Raising Atlantic salmon is more difficult than chinook salmon because these fish must be kept in the hatchery for 18 months compared to chinook salmon which smolt at just six months of age. The extra time and cost associated with stocking Atlantic salmon is one of the major hurdles to establishing them as a sport species in the Great Lakes.
Because Atlantic salmon have a much more varied diet than either chinook or coho salmon, stocking them makes sense despite a declining forage base in the Upper Great Lakes.
FISHING FOR ATLANTIC SALMON
Atlantic salmon are caught in various ports of Lake Huron where they are released by the Michigan DNR including Lexington, Oscoda and Alpena, but the best or perhaps most consistent fishery for Atlantic salmon takes place in the St. Mary’s River.
Both Michigan DNR and LSSU stocked salmon start showing up at the mouth of the St. Mary’s River in June. These adult fish are naturally drawn to flowing water where they will spawn in the fall. A place called DeTour Passage in the lower river is where fishermen get their first crack at adult salmon.
Trolling spoons with the help of lead core line to get them down 10 to 30 feet is one of the most productive ways to target Atlantic salmon in the lower river.
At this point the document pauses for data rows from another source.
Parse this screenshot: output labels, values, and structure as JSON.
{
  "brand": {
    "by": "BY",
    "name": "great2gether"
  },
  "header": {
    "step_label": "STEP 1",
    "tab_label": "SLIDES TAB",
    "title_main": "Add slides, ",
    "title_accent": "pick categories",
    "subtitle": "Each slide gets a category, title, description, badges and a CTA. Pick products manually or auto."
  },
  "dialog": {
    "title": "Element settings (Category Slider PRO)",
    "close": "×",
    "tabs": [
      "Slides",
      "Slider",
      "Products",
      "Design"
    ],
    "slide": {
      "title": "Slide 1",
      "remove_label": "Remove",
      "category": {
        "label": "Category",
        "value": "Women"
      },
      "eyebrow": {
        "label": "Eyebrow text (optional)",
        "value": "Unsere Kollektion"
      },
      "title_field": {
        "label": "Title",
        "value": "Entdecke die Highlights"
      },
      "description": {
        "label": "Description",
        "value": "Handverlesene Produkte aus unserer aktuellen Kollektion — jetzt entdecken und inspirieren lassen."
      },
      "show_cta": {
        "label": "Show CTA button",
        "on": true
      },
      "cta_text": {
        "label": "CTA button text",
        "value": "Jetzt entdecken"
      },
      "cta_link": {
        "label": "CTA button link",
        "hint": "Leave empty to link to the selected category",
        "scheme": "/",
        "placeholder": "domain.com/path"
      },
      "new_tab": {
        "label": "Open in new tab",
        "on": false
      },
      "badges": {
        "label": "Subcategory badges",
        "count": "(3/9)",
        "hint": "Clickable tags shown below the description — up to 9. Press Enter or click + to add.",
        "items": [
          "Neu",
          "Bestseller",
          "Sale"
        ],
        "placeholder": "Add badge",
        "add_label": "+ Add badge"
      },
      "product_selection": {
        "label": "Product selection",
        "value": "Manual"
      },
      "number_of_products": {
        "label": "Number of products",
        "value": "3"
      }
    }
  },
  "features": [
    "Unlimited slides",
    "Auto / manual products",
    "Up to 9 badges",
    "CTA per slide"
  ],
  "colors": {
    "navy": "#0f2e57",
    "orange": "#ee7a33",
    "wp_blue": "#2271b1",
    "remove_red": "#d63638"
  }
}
In line planer boards like the famous Off Shore Tackle OR12 are critically important to spreading out lines and covering the maximum amount of water.
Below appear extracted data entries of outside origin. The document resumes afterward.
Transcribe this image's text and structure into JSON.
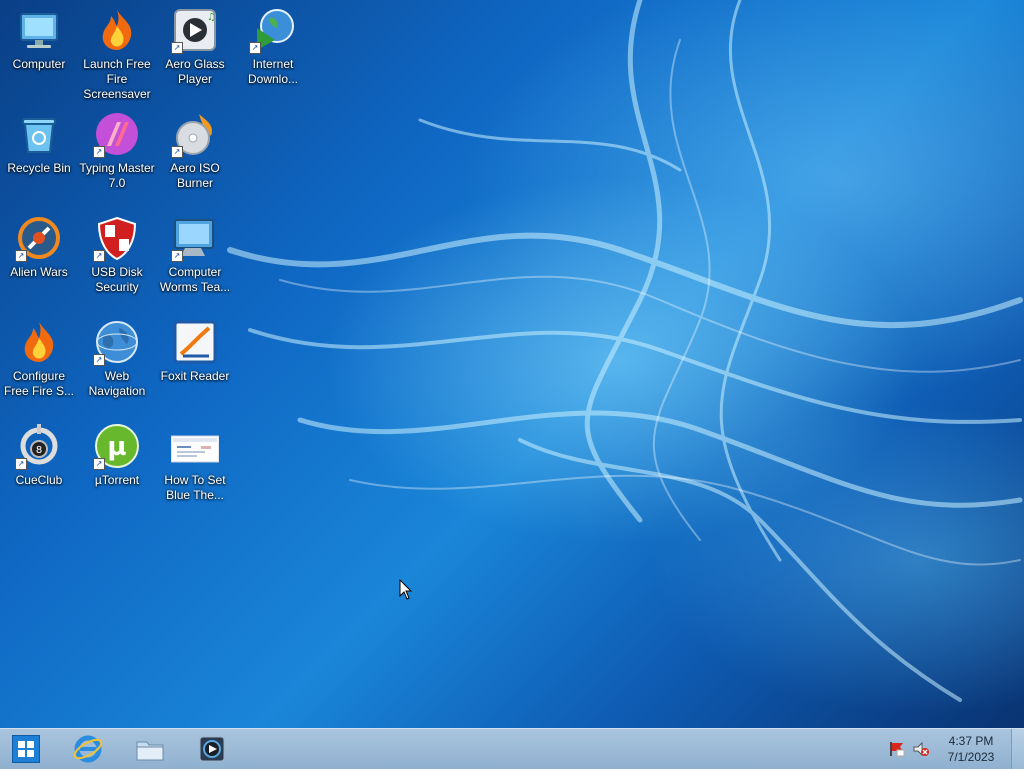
{
  "desktop": {
    "icons": [
      {
        "id": "computer",
        "label": "Computer",
        "icon": "computer-icon",
        "shortcut": false
      },
      {
        "id": "launch-free-fire",
        "label": "Launch Free Fire Screensaver",
        "icon": "flame-icon",
        "shortcut": false
      },
      {
        "id": "aero-glass-player",
        "label": "Aero Glass Player",
        "icon": "media-player-icon",
        "shortcut": true
      },
      {
        "id": "internet-download",
        "label": "Internet Downlo...",
        "icon": "download-globe-icon",
        "shortcut": true
      },
      {
        "id": "recycle-bin",
        "label": "Recycle Bin",
        "icon": "recycle-bin-icon",
        "shortcut": false
      },
      {
        "id": "typing-master",
        "label": "Typing Master 7.0",
        "icon": "typing-icon",
        "shortcut": true
      },
      {
        "id": "aero-iso-burner",
        "label": "Aero ISO Burner",
        "icon": "disc-burner-icon",
        "shortcut": true
      },
      {
        "id": "alien-wars",
        "label": "Alien Wars",
        "icon": "alien-game-icon",
        "shortcut": true
      },
      {
        "id": "usb-disk-security",
        "label": "USB Disk Security",
        "icon": "shield-icon",
        "shortcut": true
      },
      {
        "id": "computer-worms-team",
        "label": "Computer Worms Tea...",
        "icon": "monitor-icon",
        "shortcut": true
      },
      {
        "id": "configure-free-fire",
        "label": "Configure Free Fire S...",
        "icon": "flame-icon",
        "shortcut": false
      },
      {
        "id": "web-navigation",
        "label": "Web Navigation",
        "icon": "globe-icon",
        "shortcut": true
      },
      {
        "id": "foxit-reader",
        "label": "Foxit Reader",
        "icon": "pdf-reader-icon",
        "shortcut": true
      },
      {
        "id": "cueclub",
        "label": "CueClub",
        "icon": "billiard-ball-icon",
        "shortcut": true
      },
      {
        "id": "utorrent",
        "label": "µTorrent",
        "icon": "utorrent-icon",
        "shortcut": true
      },
      {
        "id": "how-to-set-blue",
        "label": "How To Set Blue The...",
        "icon": "document-thumbnail-icon",
        "shortcut": false
      }
    ]
  },
  "taskbar": {
    "start": {
      "icon": "windows-start-icon"
    },
    "pinned": [
      {
        "id": "internet-explorer",
        "icon": "internet-explorer-icon"
      },
      {
        "id": "file-explorer",
        "icon": "folder-icon"
      },
      {
        "id": "media-player",
        "icon": "media-player-icon"
      }
    ],
    "tray": {
      "icons": [
        "flag-alert-icon",
        "speaker-muted-icon"
      ],
      "time": "4:37 PM",
      "date": "7/1/2023"
    }
  },
  "colors": {
    "wallpaper_dark": "#0a3f86",
    "wallpaper_light": "#1a86d8",
    "taskbar": "#9fbbd6",
    "start_button": "#1e7fd6"
  }
}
Jake boated this 12.2 pound Atlantic salmon trolling an Orange Crush Wolverine Tackle spoon on five colors of lead core line. Atlantic salmon are routinely caught high in the water column. Lead core, diving planers and also downriggers equipped with “add-a-lines” are the most productive way to catch them.
On our recent visit standard Wolverine Tackle Silver Streak spoons worked great as did the “Mini” a slightly smaller sized trolling spoon. Productive colors included Jerry Lee, Orange Crush, Orange Chilly Willy, and Halloween. While a few other bright colors such as chartreuse caught fish, the majority of the bites came on spoons that featured primarily the color orange.
LOW LIGHT IS BEST
Like all salmon early morning and late evenings are the best times to target Atlantic salmon.
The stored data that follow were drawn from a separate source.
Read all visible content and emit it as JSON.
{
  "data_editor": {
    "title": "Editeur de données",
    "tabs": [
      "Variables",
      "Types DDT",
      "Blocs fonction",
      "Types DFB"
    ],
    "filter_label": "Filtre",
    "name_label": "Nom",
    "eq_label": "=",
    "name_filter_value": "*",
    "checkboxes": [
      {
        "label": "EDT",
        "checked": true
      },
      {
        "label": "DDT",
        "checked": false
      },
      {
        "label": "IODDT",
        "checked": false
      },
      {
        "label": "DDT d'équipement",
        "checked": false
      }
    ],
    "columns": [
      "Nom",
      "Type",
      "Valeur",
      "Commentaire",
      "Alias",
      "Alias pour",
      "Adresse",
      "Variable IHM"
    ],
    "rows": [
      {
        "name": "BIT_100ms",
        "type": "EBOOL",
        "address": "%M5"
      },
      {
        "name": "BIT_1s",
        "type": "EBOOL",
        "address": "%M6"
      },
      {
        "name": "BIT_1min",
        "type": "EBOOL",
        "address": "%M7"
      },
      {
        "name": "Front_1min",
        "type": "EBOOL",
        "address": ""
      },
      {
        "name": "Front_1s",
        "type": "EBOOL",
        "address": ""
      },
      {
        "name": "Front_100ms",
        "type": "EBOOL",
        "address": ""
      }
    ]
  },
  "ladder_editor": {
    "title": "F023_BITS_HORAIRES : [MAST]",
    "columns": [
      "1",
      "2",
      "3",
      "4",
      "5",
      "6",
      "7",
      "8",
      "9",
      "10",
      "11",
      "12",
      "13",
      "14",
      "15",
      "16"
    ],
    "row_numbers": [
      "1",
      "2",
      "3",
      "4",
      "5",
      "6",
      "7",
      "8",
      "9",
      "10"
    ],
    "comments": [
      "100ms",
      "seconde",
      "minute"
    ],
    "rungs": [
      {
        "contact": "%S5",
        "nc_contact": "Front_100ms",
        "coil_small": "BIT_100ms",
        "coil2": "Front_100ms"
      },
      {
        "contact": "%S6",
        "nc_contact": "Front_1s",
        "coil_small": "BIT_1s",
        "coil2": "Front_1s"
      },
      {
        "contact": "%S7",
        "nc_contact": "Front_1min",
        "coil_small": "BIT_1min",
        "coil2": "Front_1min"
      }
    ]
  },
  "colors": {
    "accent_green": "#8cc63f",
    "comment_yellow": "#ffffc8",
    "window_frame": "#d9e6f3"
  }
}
Our best fishing came right at dawn and again just before sunset each day. During the day if the wind blows enough to break up the water surface, fishing was also pretty good during the middle of the day. On bright sunny days when the water was calm, very few fish came to net.
UP RIVER ACTION
Atlantic salmon push up the St. Mary’s River and create an exciting fishery near the power house and rapids. Up river anglers use a variety of methods to tempt these fish including casting with jigs tipped with soft plastics, slip floats armed with spawn bags, streamers on fly gear and slipping the current with stickbaits.
Unlike their cousins the chinook salmon, Atlantic salmon are aggressive and hit a variety of fishing presentations even during the spawn.
Atlantic salmon feature a more firm flesh than chinook or coho salmon. Considered by many to be the best eating of all the salmon species, because the St. Mary’s River fishery is largely considered a “put and take” project, most anglers keep and eat their catch.
SUMMING IT UP
The Atlantic salmon of the St. Mary’s River remind us of what can be accomplished when open minded and hard working individuals have the courage to try where other before them have failed. Certainly the Michigan DNR is contributing to the Atlantic salmon fishery in the Upper Great Lakes, but the kids of LSSU are the real heroes in this story. Without out their efforts at the Aquatic Research Lab, it’s unlikely that Atlantic salmon would be routinely amazing anglers with their impressive leaps, runs and exceptional table fare.